Finding Signal in the Noise: Curiosity and the Quest for Truth

Headshot of Allison Webel, PhD Associate Dean of Research and Innovation

Knowledge isn’t free-you have to pay attention.

Prof. Richard FeynmanNobel Prize Winner, American theoretical physicist

I was not a very good high school student. While I have always loved reading, I definitely lacked the discipline and focus required to get good grades in a public high school in the 1990’s. Distracted by the many joys, adventures, and challenges of adolescence, I graduated from Canfield High School with a solid with 3.1 GPA having repeated freshman algebra my junior year. An unremarkable student, there was nothing in my early years to indicate that I would eventually go on to have the academic career that I have been so very blessed with. But that is the power of American public education; a mediocre mid-western student can find her passion as an undergraduate B1G student and go on to become a leading nurse scientist …ahem…years later.

My teenage image of a scientist was someone in a white lab coat, serendipitously making discoveries that lead to human progress. However, during college -through dedicated and graduated mentorship- I learned that scientific research is an intrinsically deep and inter-connected process; a vehicle for those who understand the power of asking and answering questions to improve the human condition. These mentors helped me fall in love with science and to learn the skills to truly distinguish a real scientific signal against the noise.

Three pears painting by Paul Cezanne. A still-life painting of three green pears on a muted brown surface, with two pears standing upright and one lying on its side. The brushstrokes are textured and impressionistic, giving the fruit a soft, natural appearance.
Three Pears by Paul Cezanne, 1878/1879

How humans understand what is true in the natural, social, applied world around us has rarely been clouded by so much noise. The volume, speed, and exquisite tailoring of misinformation about our world are unparalleled. Yet the foundations of distinguishing an important signal from background noise – rigor and replicability – remain just as they did in Aristotle’s age.

According to Merriam Webster, rigor has five definitions. The one that characterizes the scientific method is that of “strict precision and exactness”. Dating back to antiquity, rigorous empirical evidence relied on exacting research methods to determine truth in the natural world. The highest form of rigor is the systematic recording of direct observation- seeing and reporting the phenomenon happen over and again. It is telling that some of the earliest examples of scientific observation, analysis, inference, and implications of data pertain to human health and illness. Precisely described observation to inform healthcare has not only existed but has been the standard of healthcare for millennia.

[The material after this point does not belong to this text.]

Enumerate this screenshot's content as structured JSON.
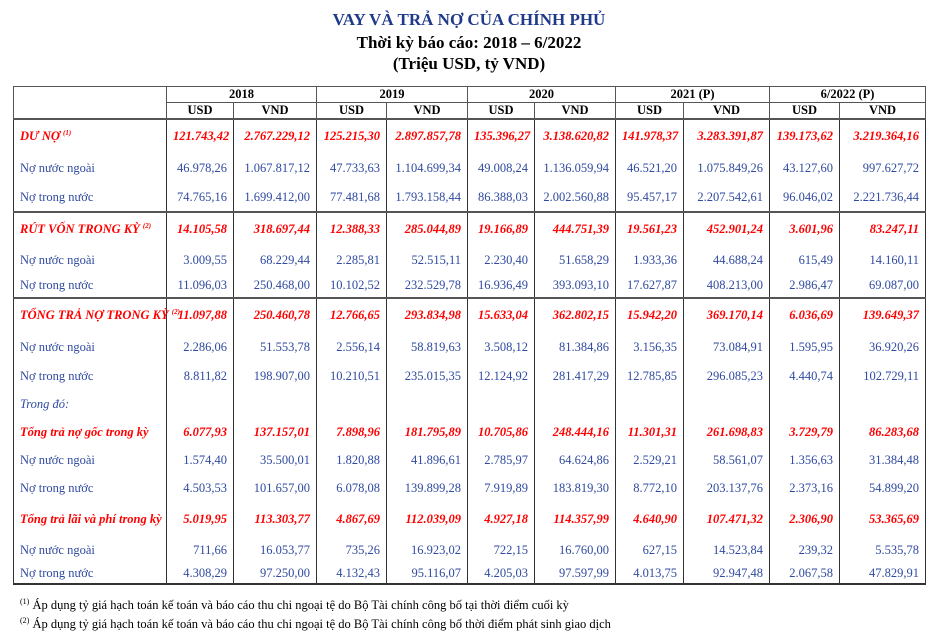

Replicability is often an underappreciated foundation of how science uncovers truth—it is the capacity to arrive at consistent answers when we ask the same question again and again. Consider something as common as, How does exercise affect physical function? Demonstrating that exercise improves function across ages, genders, municipalities, vocations, and socioeconomic contexts, does not happen by chance. It requires hard work, diligence, humility, and an unwavering commitment to scientific investigation. While entire research careers may be devoted to replicating and refining scientific findings, it is the subtle patterns, the careful confirmations, and the threads of evidence woven across studies, laboratories, and continents that quietly propel healthcare progress forward. In the end, truth is rarely revealed in a single moment—it is built, patiently and collectively, through collaborative science that chooses rigor over convenience and curiosity over certainty.

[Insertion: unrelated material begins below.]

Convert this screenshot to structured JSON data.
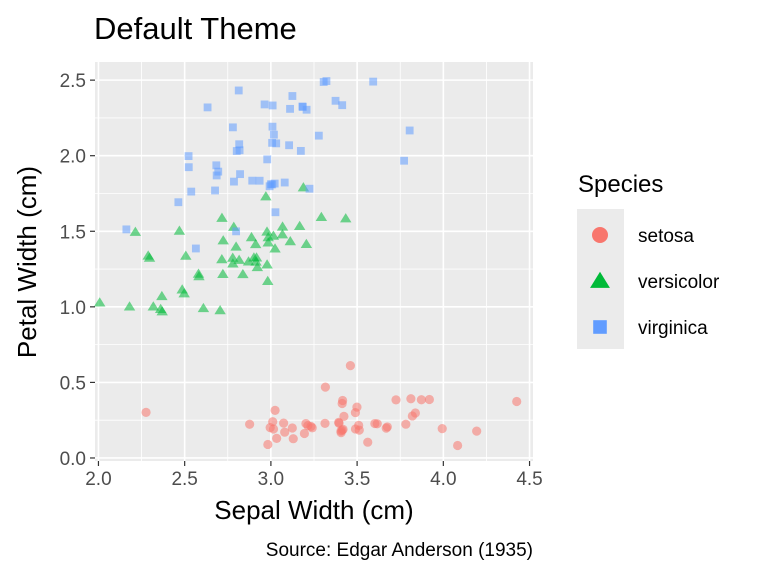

One of the earliest and most persistent questions children ask is simply, why? And believe me, for parents juggling full schedules, that question is often exhausting. Yet it is also a powerful reminder of something fundamental: we are, by nature, curious beings, driven to make sense of the world and to seek what is true. To reveal that truth, we must cut through the noise, the distraction, the fear of failure, and blinding hubris.  Knowledge, after all, isn’t free—you have to pay careful and consistent attention to the world around us.

Somewhere along the way, many of us began to think of science as something distant or exclusive, reserved for people in lab coats with advanced degrees; we relegated truth-seeking to them. However, the fact is that science begins with simple, pure curiosity. The inflection point is often a “what if” or a “why” moment that leads us to applying rigor and replicability in our quest for understanding. In the end, when we choose curiosity over certainty and rigor and replicability over noise, we create a world where truth cannot only be found- but understood by all.